So, as it says in my snappy WordPress biography, I am a cartoon-lovin’ man. This was most evident about a year and a half ago when I became convinced that a career at Pixar was for me. Their output consumed me and, I confess, I spent a good few hundred hours watching director’s commentaries, analysing the story structures, and trying to think up my own animated screenplay ideas. But this obsession was specific to Pixar, I do like other animators, but mostly it’s just Pixar. And I am aware that this distinction is pretty irrelevant to most, this was evident at the moment when I asked Wrexham friend (at the tentative early stages of our friendship) what his favourite Pixar film was, and he naïvely replied “errm, I dunno, Shrek?” at which point I fainted.
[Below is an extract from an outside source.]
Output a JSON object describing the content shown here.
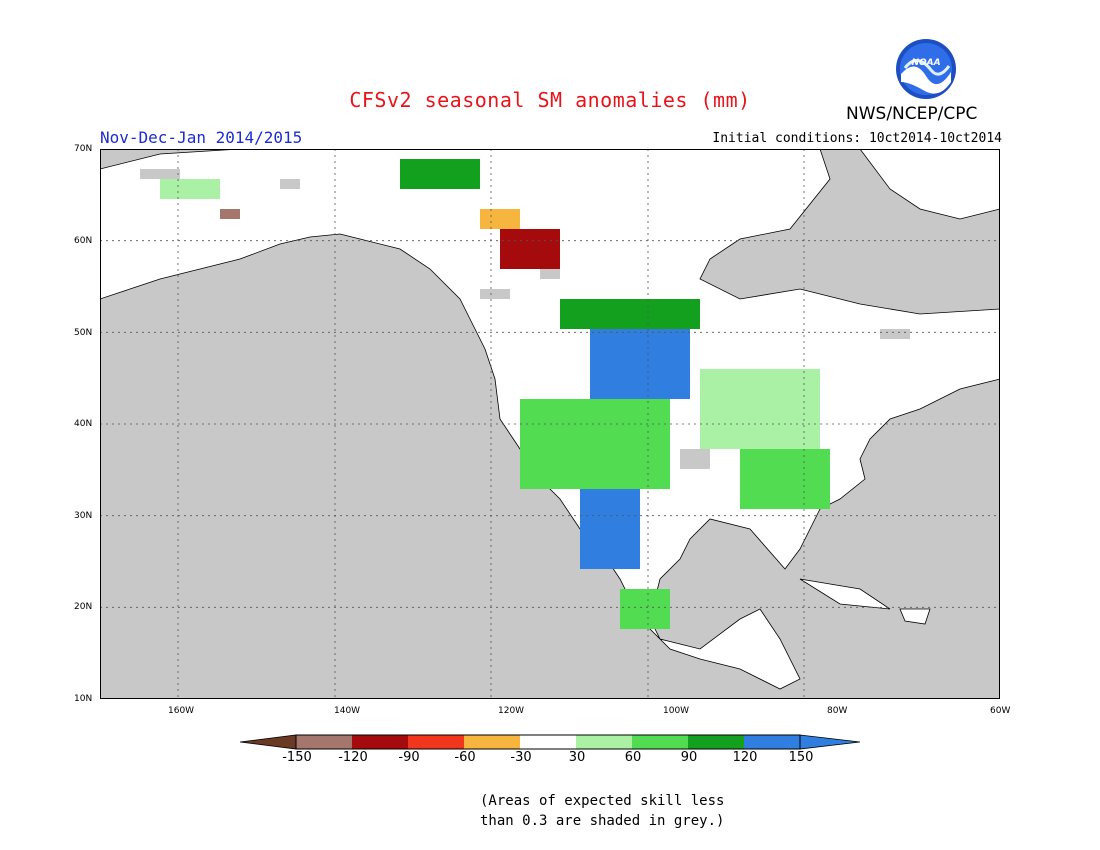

My wifey made me watch the Madagascar films. I’d avoided them stealthily over the years, even managing to tacticly sneak out of the room when they appeared on television over the festive period. But I relented, because there is a joy in watching Wifey laugh at Sacha Baron-Cohen’s semi-racist leemur, so I succumbed to the banal mediocrity. And, last night, as one of the lions voiced by Alec Baldwin, (who is in actuality just a cheap version of Lion King’s Scar) was chased away by a karate-chopping old lady, I had a moment of clarity…
The difference between Pixar and Dreamworks animations are in their attitudes to story. The famous Pixar mantra is something along the lines of ‘respect the story’ and this seems to be exactly what Dreamworks don’t do, they, in their lazy way ‘disrespect the story’. Compare the Baldwin/Octogenarian/Ninja moment to say, Lotso’s demise in Toy Story 3, each detail in the story has been elaborately considered, and is more emotionally potent as a result. At the end of Toy Story 3, (spoiler warning) Lotso is cable tied to the front of a dustbin lorry, where he is forced to spend an eternity as one of those toys who gets cable-tied to the front of dustbin lorries. Not only is it an observant nod to the stuffed animals we have all seen cable-tied to the front of dustbin-lorries (why do people do that?) but it comes at the end of a long and arduous battle (goodies against baddy) where he makes approximately seven and a half come-backs, and gets lots of chances to repent from his immorality. Alec Baldwin’s lion was chased away by a ninja Grandma, and we shrugged. But Lots-O’-Huggin’ Bear was cable tied to a dustbin-lorry and we thrusted our fists into the air at the perfect justice of it all. Well I did anyway.